The Court dismissed Slovakia’s arguments as follows:

  • Allowing investors to institute arbitral proceedings under intra-EU BITs was not (as Slovakia argued) incompatible with Article 344 of the Treaty on the Functioning of the European Union (TFEU).  According to this provision, Member States must not “submit a dispute concerning the interpretation or application of the Treaties to any method of settlement other than those provided for therein.”  The Court pointed out that this provision only applied to disputes between EU Member States themselves and that there was no basis for extending it to investor-state disputes.  In particular:
    • Article 344 of the TFEU should not be applied so as to prevent tribunals sitting in intra-EU arbitrations from rendering awards that might be in conflict with EU law.  Rather, awards rendered in such proceedings were subject to the control by the national courts of the Member States, which in turn could submit questions of EU law to the European Court of Justice (ECJ).  As a consequence, these arbitrations did not take place entirely outside the EU’s institutional framework.
    • The simple danger of erroneous awards and the limited control of the national courts over international arbitrations was not specific to proceedings based on intra-EU BITs, but equally existed in relation to ordinary “commercial” disputes.  Since international arbitration in general was not seen as being incompatible with EU law and the EU itself had expressed its agreement with ICSID and other forms of investor-state arbitration by becoming a signatory to the Energy Charter Treaty (ECT), making such an argument solely with regard to intra-EU proceedings was not convincing in the Court’s opinion.
    • With regard to Article 18 of the TFEU, which prohibits any discrimination on grounds of nationality, this could not affect the validity of the treaty’s dispute resolution clause.  While the limitation of the protection available under the BIT to certain investors might well be discriminatory, the impact of this would rather be that protection would have to be extended to other EU investors as well.
    • The BIT’s dispute resolution clause had not become inapplicable under Article 30 of the 1969 Vienna Convention on the Law of Treaties (VCLT).  This Article provides that where the provisions in two treaties concluded between the same parties are incompatible, the provisions in the later treaty usually prevail.  However, since the Court did not find that applying the dispute resolution clause in the BIT was incompatible with EU law, this argument was equally dismissed.
    • Finally, the Court refused to make use of its power to seek a preliminary ruling by the ECJ on the above issues of European law (under Article 267 of the TFEU), saying that it had no serious doubts in this regard.

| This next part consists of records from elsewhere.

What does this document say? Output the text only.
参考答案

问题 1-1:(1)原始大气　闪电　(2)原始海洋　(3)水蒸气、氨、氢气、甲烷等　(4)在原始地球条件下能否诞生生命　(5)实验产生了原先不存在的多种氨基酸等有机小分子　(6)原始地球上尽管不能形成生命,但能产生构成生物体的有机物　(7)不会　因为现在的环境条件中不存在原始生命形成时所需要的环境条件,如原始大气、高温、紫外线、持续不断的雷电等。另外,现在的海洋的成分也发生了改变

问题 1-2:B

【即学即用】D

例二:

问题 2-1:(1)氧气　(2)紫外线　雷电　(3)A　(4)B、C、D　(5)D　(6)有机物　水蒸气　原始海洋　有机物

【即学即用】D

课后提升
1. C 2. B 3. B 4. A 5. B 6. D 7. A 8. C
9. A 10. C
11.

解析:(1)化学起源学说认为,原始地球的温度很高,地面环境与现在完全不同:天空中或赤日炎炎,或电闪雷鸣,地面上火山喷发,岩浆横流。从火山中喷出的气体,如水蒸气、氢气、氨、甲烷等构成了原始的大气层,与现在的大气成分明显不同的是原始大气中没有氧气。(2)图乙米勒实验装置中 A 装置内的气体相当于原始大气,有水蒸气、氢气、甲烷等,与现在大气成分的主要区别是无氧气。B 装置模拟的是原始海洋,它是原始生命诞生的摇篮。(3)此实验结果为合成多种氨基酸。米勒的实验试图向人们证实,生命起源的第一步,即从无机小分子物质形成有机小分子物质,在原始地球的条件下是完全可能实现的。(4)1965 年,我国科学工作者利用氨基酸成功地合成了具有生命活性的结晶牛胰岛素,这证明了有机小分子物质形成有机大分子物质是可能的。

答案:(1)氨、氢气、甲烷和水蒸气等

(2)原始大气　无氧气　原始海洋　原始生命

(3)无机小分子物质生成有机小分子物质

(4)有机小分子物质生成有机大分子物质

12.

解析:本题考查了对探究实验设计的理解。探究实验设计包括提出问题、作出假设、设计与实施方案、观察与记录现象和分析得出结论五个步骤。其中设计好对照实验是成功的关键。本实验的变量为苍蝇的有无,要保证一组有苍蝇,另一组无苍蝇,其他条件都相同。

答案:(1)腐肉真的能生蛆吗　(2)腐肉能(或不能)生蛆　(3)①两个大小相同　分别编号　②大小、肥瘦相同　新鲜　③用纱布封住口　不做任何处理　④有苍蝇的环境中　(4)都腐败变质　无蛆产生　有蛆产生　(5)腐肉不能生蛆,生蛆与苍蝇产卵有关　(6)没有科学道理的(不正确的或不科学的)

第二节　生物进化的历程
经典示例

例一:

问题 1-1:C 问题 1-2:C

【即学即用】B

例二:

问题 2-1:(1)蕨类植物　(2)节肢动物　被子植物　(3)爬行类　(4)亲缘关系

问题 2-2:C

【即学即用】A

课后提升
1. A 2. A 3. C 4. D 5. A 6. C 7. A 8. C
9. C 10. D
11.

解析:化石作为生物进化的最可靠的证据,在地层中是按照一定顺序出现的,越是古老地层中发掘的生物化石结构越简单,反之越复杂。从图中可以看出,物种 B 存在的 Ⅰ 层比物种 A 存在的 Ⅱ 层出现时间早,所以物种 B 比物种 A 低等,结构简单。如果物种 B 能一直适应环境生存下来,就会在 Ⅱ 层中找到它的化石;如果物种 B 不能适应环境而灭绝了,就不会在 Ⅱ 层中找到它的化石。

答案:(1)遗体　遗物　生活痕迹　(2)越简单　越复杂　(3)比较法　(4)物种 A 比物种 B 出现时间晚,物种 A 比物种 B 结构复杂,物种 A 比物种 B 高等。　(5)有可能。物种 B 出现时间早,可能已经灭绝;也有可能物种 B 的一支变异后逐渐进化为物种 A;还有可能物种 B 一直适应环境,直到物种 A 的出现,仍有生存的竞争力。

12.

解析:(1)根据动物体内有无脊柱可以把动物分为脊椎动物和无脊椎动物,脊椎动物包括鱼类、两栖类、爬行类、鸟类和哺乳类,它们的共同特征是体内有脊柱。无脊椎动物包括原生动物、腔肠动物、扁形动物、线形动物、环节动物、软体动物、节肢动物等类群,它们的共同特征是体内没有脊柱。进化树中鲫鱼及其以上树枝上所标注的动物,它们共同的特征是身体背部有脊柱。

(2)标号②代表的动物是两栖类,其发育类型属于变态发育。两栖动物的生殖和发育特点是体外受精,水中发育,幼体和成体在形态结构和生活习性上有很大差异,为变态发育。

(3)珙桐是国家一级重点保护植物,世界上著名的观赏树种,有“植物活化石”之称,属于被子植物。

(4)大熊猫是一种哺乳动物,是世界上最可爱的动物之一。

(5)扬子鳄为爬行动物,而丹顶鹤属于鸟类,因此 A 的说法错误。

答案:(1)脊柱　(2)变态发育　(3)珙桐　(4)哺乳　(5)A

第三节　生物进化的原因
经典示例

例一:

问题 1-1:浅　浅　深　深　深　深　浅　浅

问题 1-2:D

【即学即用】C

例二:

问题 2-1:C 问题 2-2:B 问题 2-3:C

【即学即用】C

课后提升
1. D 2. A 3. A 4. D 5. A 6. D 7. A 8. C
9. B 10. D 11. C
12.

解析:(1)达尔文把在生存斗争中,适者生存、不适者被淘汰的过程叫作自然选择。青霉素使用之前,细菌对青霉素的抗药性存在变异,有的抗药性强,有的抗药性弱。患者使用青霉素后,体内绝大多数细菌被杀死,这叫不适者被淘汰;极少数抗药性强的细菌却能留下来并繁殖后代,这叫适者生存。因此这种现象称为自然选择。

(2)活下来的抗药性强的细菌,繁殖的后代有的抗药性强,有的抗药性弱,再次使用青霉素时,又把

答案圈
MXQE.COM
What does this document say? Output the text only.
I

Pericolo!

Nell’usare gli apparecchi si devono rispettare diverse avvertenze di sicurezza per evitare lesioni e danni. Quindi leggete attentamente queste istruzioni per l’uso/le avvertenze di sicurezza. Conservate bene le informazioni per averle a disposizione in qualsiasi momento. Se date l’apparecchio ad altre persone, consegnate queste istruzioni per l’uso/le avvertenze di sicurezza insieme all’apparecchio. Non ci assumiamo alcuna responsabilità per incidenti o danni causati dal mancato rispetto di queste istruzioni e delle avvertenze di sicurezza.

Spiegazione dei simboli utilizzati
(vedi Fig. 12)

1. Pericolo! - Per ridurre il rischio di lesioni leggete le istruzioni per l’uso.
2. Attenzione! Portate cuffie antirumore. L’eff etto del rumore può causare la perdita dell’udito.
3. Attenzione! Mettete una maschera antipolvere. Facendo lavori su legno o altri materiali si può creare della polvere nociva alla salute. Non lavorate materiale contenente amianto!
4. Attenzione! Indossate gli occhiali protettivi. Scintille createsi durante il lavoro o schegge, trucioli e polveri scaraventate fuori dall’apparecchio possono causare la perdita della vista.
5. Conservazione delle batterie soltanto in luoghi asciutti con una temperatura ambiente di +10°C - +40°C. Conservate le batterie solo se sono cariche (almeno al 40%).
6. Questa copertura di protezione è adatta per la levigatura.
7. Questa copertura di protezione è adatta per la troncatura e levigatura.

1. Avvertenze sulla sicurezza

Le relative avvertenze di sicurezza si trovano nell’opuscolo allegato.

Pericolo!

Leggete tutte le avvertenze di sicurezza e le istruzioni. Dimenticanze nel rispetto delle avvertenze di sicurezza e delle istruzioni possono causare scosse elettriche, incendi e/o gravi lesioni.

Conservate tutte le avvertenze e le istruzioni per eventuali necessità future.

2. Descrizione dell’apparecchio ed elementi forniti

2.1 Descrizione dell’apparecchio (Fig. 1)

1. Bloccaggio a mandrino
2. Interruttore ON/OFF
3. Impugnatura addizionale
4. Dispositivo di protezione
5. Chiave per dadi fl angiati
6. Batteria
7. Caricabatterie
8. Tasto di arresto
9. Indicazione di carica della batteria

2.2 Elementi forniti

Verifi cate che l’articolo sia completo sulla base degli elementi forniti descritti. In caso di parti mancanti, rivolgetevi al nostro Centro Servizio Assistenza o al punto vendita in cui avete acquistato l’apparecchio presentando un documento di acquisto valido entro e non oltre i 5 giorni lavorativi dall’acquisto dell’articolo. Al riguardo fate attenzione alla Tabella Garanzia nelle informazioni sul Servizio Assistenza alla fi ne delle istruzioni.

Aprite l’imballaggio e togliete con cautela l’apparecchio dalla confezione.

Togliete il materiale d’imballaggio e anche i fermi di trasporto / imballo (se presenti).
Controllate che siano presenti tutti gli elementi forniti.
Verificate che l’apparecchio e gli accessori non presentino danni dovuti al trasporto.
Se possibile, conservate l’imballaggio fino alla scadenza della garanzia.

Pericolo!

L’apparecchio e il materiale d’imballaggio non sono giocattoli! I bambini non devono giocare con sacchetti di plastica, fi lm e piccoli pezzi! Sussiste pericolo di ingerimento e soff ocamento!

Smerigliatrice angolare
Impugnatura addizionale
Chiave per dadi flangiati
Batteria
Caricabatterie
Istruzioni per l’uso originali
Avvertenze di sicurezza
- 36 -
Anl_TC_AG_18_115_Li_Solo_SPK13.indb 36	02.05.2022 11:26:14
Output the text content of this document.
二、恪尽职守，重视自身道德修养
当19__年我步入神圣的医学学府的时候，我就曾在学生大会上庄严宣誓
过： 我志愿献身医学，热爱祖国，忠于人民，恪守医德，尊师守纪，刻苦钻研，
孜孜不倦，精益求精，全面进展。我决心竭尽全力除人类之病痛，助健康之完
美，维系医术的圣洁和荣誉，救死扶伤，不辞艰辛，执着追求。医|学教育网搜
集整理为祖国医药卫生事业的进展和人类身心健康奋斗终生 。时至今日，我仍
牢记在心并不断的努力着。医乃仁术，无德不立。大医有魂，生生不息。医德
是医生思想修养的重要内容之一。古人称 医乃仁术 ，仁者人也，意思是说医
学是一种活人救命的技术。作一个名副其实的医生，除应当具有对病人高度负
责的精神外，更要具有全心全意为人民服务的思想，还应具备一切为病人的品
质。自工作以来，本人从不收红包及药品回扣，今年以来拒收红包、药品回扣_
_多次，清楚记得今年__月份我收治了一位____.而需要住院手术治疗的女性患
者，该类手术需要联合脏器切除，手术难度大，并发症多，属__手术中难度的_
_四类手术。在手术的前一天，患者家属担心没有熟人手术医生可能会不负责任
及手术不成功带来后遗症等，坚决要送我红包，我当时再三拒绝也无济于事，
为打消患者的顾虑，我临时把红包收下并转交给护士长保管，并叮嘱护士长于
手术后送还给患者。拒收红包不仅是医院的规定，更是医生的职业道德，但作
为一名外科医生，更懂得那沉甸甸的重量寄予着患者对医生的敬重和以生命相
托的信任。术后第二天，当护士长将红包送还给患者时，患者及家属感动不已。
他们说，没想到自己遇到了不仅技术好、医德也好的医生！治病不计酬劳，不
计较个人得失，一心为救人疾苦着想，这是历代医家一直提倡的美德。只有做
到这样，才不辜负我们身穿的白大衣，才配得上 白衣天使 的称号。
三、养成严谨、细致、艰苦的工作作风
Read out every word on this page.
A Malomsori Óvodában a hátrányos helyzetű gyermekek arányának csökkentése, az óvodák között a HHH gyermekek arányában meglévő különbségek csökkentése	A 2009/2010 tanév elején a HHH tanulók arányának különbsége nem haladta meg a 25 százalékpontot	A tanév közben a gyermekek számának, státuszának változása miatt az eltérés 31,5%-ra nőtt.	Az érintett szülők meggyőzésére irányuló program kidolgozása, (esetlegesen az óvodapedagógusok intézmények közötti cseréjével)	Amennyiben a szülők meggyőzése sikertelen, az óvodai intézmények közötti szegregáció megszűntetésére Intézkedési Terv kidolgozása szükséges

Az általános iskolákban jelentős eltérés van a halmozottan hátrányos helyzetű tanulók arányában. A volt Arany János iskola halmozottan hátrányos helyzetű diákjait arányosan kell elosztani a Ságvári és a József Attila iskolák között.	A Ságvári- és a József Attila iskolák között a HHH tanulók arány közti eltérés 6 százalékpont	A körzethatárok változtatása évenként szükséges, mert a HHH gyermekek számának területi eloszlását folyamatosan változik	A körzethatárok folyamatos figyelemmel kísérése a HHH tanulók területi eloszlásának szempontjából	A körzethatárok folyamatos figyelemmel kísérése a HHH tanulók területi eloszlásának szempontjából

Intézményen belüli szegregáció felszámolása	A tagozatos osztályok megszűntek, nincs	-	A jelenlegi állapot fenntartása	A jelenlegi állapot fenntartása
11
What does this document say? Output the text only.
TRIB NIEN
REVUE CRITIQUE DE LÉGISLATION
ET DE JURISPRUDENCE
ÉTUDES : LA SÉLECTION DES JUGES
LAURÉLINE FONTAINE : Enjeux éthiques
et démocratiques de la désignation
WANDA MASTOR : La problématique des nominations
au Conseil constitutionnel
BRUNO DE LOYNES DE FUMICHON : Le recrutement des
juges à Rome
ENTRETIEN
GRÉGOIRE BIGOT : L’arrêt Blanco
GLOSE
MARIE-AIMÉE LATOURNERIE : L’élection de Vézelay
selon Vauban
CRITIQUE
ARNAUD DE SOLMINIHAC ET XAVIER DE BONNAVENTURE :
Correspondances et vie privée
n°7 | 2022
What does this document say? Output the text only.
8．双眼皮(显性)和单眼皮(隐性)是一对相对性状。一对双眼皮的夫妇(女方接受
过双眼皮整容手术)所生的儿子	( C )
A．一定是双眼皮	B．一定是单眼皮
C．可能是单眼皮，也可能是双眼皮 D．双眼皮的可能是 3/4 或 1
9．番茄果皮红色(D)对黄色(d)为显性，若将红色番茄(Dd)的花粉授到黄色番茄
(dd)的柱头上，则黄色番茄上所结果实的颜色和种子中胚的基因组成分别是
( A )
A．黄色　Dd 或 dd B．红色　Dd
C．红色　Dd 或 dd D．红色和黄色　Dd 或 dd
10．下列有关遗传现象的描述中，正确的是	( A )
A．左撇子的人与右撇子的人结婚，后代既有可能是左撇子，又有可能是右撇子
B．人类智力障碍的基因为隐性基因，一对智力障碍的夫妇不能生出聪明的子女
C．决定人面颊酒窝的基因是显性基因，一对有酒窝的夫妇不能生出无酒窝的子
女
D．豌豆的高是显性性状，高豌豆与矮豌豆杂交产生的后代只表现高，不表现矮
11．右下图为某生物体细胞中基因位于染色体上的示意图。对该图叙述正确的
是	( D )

Implications of the decision for intra-EU investors

The decision of the Court essentially confirms not only the decision of the tribunal in the original Eureko v. the Slovak Republic arbitration, but also the line that has been taken by arbitral tribunals in a number of other cases relating to intra-EU BITs, such as Eastern Sugar v. the Czech Republic and R.J. Binder v. the Czech Republic.  Given the position of the European Commission that intra-EU BITs are in conflict with EU law and its ambivalent stance regarding the applicability of the dispute resolution clauses contained therein, the decision will be of great interest to the many investors with current or prospective claims under intra-EU BITs.

In any event, the Higher Regional Court is set not to have the last word on the issue, as Slovakia is reported to have lodged an appeal against the decision to the German Federal Supreme Court (Bundesgerichtshof).  Contrary to the Frankfurt Court, the Bundesgerichtshof, whose decisions cannot be appealed within the German legal system, will have to seek a preliminary ruling from the ECJ if it has any reasonable doubts regarding the impact of EU law on the issues before it.  Investors with potential claims against EU Member States under one of the 190 or so intra-EU BITs will therefore be well advised to closely follow these further developments.